In Situ Modification of the Tumor Cell Surface with Immunomodulating Nanoparticles for Effective Suppression of Tumor Growth in Mice

Current cancer immunotherapies including chimeric antigen receptor (CAR)‐based therapies and checkpoint immune inhibitors have demonstrated significant clinical success, but always suffer from immunotoxicity and autoimmune disease. Recently, nanomaterial‐based immunotherapies are developed to precisely control in vivo immune activation in tumor tissues for reducing immune‐related adverse events. However, little consideration has been put on the spatial modulation of interactions between immune cells and cancer cells to optimize the efficacy of cancer immunotherapies.
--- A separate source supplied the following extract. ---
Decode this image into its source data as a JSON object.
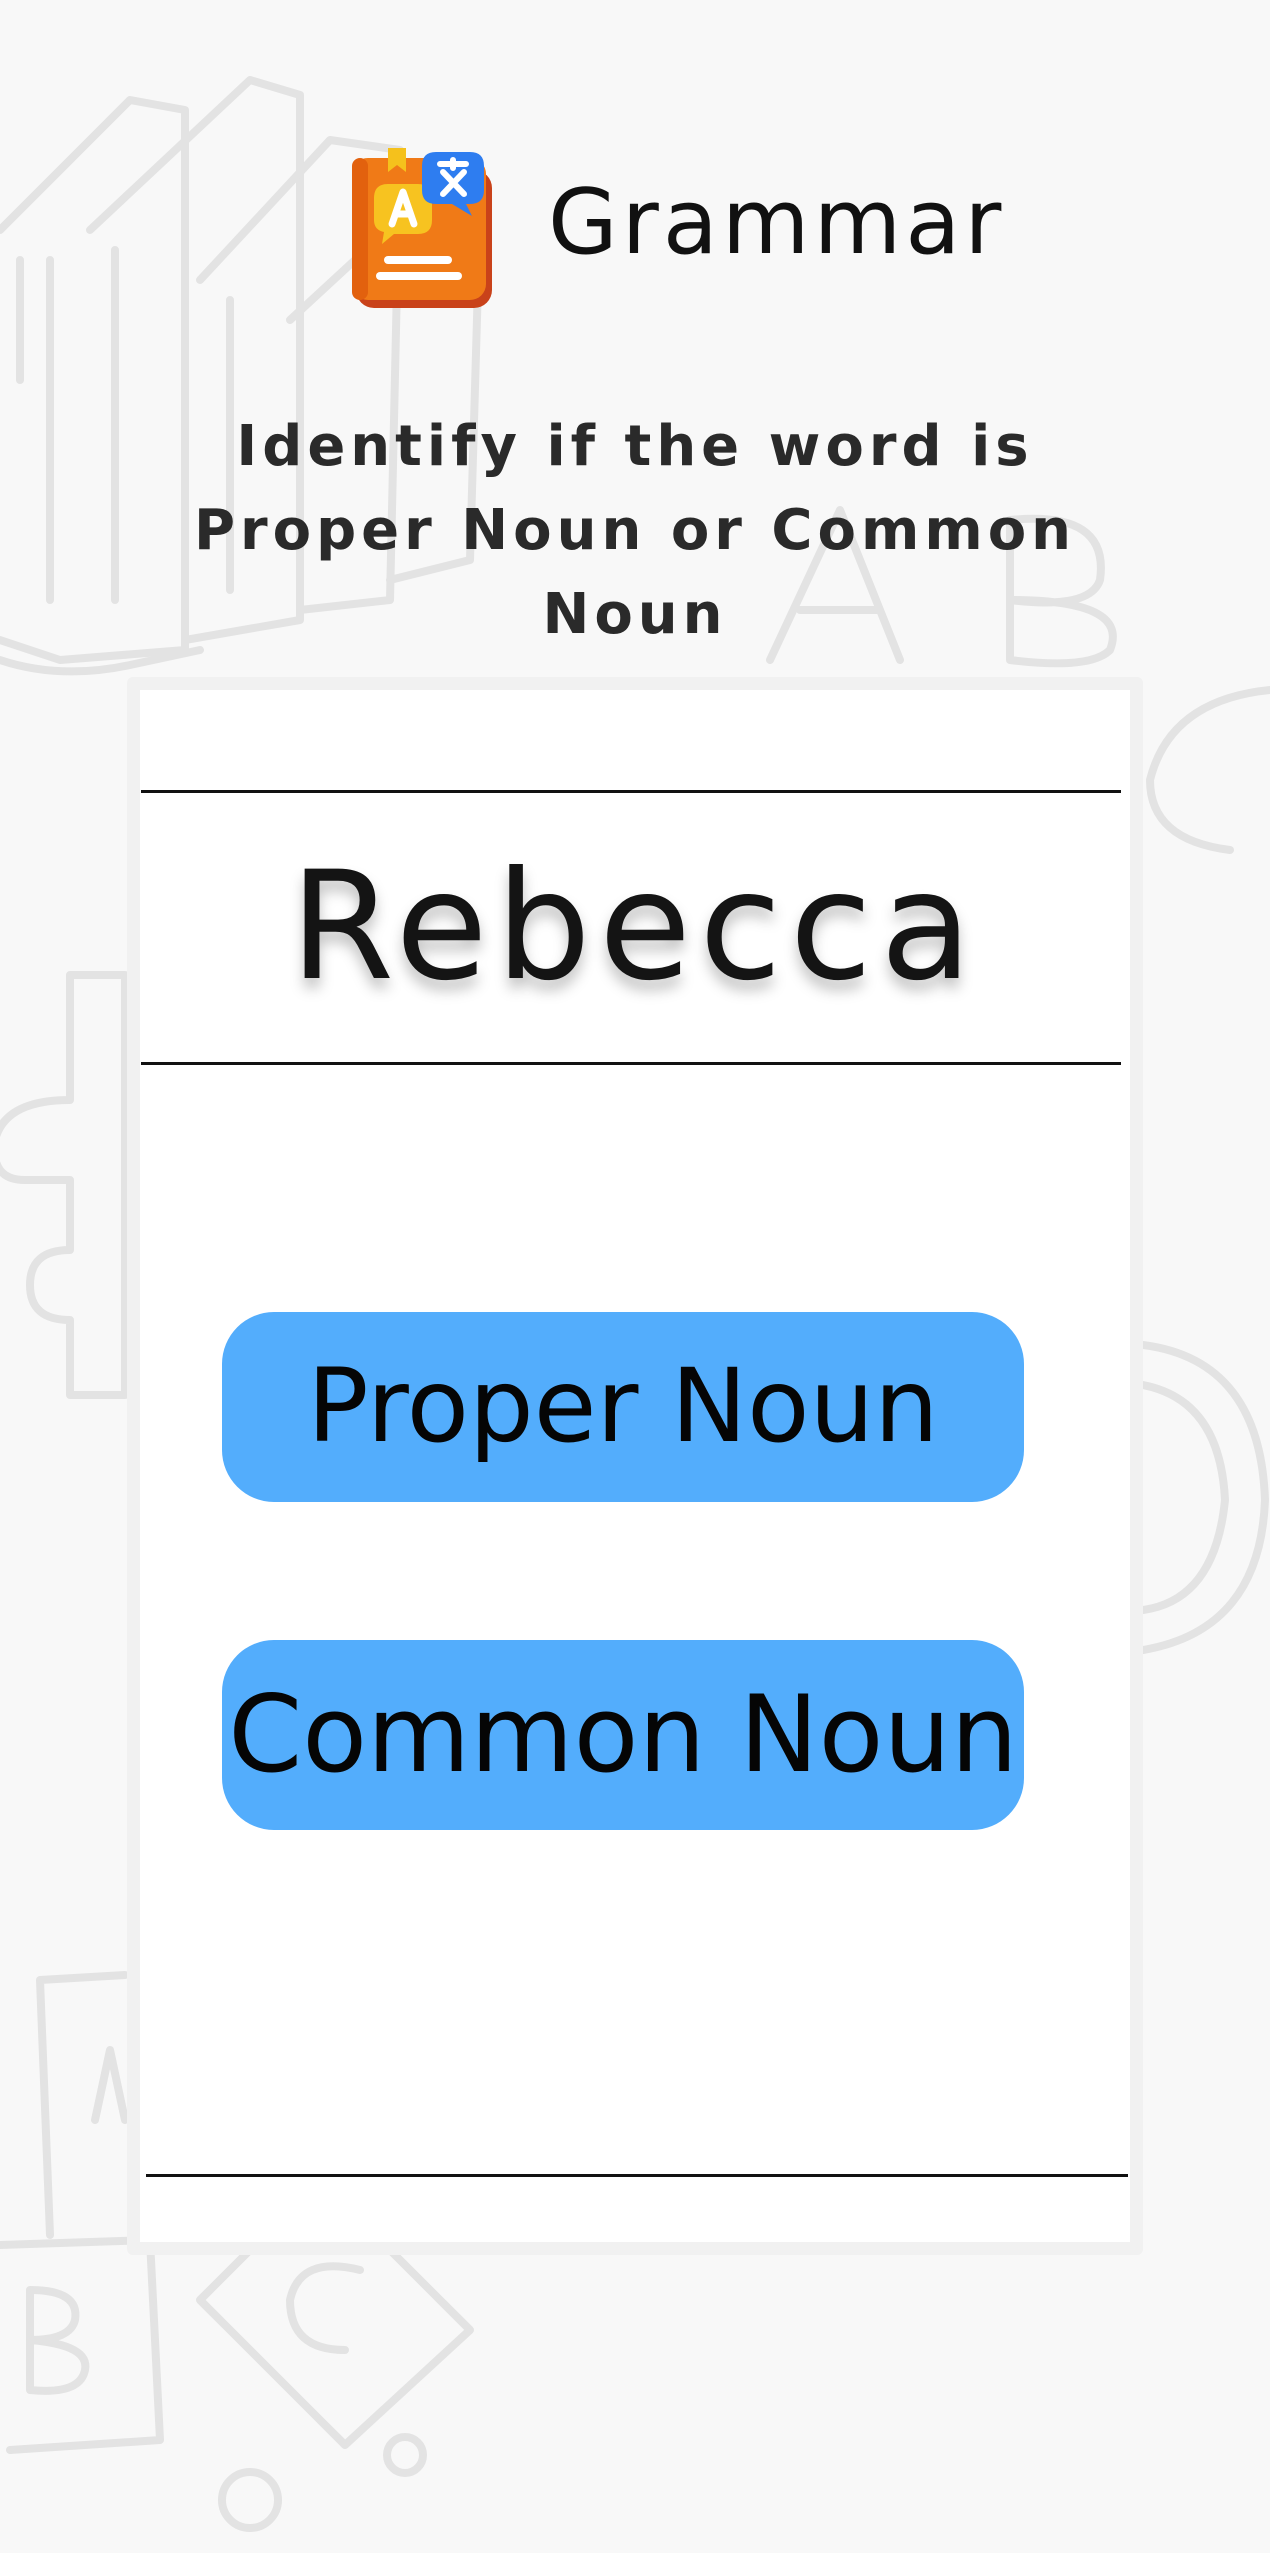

Herein, a rational design of immunomodulating nanoparticles is demonstrated that can in situ modify the tumor cell surface with natural killer cell (NK cell)‐activating signals to achieve in situ activation of tumor‐infiltrating NK cells, as well as direction of their antitumor immunity toward tumor cells. Using these immunomodulating nanoparticles, the remarkable inhibition of tumor growth is observed in mice without noticeable side effects. This study provides an accurate immunomodulation strategy that achieves safe and effective antitumor immunity through in situ NK cell activation in tumors. Further development by constructing interactions with various immune cells can potentially make this nanotechnology become a general platform for the design of advanced immunotherapies for cancer treatments. An immunomodulating nanoparticle is developed to in situ modify tumor cell surfaces with immune‐activating ligands. Such modification achieves the activation of tumor‐infiltrating natural killer cells, leading to an enhanced antitumor performance without noticeable side effects. This study provides an accurate immunomodulation strategy that achieves safe and effective antitumor immunity through in situ natural killer cell activation in tumors.